Sudah 210 Spanduk, Penuh Tanda Tangan Mendukung Ahok

by
April 7th, 2015 at 3:15 pm

CiriCara.com – Hari Minggu siang, 5 April 2015, saya menerima kiriman siaran pers dari Immanuel, Ketua DPP Bidang Organisasi Barisan Relawan Jokowi Presiden (BaraJP). Hari Mingggu itu, BaraJP kembali melakukan aksi penggalangan dukungan dari masyarakat bagi Gubernur DKI Jakarta, Basuki Tjahaja Purnama atau biasa dipanggil Ahok.

dukungan untuk ahok

Ist

Aksi penggalangan dukungan kata Emanuel dalam siaran persnya digelar di Bundaran Hotel Indonesia (HI). Momen Car Free Day (CFD) dijadikan momen untuk meraih dukungan masyarakat Jakarta terhadap sikap dan langkah Ahok ‘melawan begal’ anggaran DKI Jakarta. Penggalangan dukungan kata Emanuel dilakukan dengan cara pembubuhan tanda tangan dukungan pada sebuah spanduk yang telah disiapkan BaraJP. Kata Emanuel, aksi pada Minggu, 5 April 2015, bukanlah aksi yang pertama. Pihak BaraJP, telah melakukan tujuh kali aksi penggalangan dukungan bagi Ahok memanfaatkan momen car free day. Bundaran HI, dijadikan pusat kegiatan aksi. Dan hasilnya, hingga aksi ketujuh, sudah 210 spanduk sepanjang masing-masing 5 meter, penuh dengan tanda tangan warga.

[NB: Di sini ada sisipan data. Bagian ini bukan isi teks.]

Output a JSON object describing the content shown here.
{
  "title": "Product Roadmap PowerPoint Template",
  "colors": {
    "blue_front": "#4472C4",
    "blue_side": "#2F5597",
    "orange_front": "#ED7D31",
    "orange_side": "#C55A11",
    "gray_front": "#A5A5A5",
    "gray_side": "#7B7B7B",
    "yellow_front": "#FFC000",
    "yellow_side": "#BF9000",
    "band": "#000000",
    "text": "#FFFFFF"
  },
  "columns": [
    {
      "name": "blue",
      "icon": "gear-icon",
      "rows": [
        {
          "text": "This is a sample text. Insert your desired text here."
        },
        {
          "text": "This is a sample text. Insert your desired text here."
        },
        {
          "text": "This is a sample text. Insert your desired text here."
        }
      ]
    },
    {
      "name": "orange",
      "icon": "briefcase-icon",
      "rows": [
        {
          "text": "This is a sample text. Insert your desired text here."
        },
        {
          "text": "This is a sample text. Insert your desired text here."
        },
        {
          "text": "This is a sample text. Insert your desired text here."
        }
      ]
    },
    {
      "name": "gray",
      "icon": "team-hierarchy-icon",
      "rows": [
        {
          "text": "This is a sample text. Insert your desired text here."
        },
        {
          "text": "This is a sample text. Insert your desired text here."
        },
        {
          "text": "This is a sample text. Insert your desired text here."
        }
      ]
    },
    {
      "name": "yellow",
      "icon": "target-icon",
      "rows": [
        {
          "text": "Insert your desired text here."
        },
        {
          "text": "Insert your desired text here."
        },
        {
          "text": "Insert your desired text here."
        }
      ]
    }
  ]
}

Dalam siaran pers itu juga Emanuel meminta DPRD DKI Jakarta segera membubarkan panitia hak angket yang bertugas menyelidiki pelanggaran yang dilakukan mantan Bupati Belitung Timur tersebut. Alasan Emanuel, kesimpulan panitia angket, isinya hanya argumentasi kosong saja. Karena itu ia mendesak panitia hak angket lebih baik dibubarkan saja.

Emanuel juga berpendapat, pelanggaran etik seperti yang dituduhkan kepada Ahok oleh panitia hak angket tak rasional. Maka daripada nanti tuduhan itu dimentahkan Kementerian Dalam Negeri, Emanuel meminta dengan legowo panitia hak angket DPRD DKI Jakarta membubarkan diri saja, secara sukarela.

Emanuel pun kemudian mengutip kalimat yang pernah diucapkan Polybius, filsuf Yunani Kuno, yang hidup 200-118 sebelum Masehi. Kata Emanuel, sang filsuf Yunani Kuno itu pernah menyatakan bahwa seorang jenderal yang baik bukan hanya harus tahu bagaimana memenangkan pertempuran, juga harus tahu ketika kemenangan tidak mungkin diraih.

Maka kata dia, jalan terbaik untuk menyelesaikan kisruh tersebut adalah perdamaian. Panitia hak angket DPRD DKI Jakarta membubarkan diri, lalu kemudian berdama dengan Ahok. Ia yakin Ahok adalah orang yang pemaaf. Ia yakin Ahok akan mengulurkan tangan untuk memaafkan panitia hak angket.

Dan dalam siaran persnya, Emanuel juga mengingatkan kalangan dewan di Jakarta, tentang begitu besarnya dukungan masyarakat Jakarta terhadap Ahok seperti yang dilansir oleh hasil survei sebuah lembaga polling terkemuka, Cyrus Network dan Populi Center. Dalam survei Cyrus Network misalnya, 63,4 persen masyarakat Jakarta terkait kisruh anggaran di DKI Jakarta, lebih percaya kepada Ahok, ketimbang DPRD. Dan yang percaya parlemen ibukota hanya 8,6 persen saja yang percaya kepada DPRD.

Mengenai gaya kepemimpinan Ahok, hasil survei Cyrus Network juga mencatatkan hanya 17,5 persen saja responden yang dilibatkan dalam survei menilai Ahok bergaya kasar dalam memimpin. Sementara 50,3 persen responden menilai gaya Ahok itu adalah bukti keberanian.

Begitu juga dengan hasil penelitian yang dilakukan Populi Center, kata Emanuel. Hasil survei Populi Center mencatakan 42 persen warga Jakarta lebih percaya Ahok. Sementara responden yang percaya kepada DPRD hanya 7,4 persen saja. Bahkan menurut hasil survei Populi Center, tingkat kepuasan terhadap Ahok mencapai 70 persen. Hasil survei lainnya sebanyak 62 persen responden yang dilibatkan dalam survei menyatakan setuju Ahok melanjutkan kepemimpinan.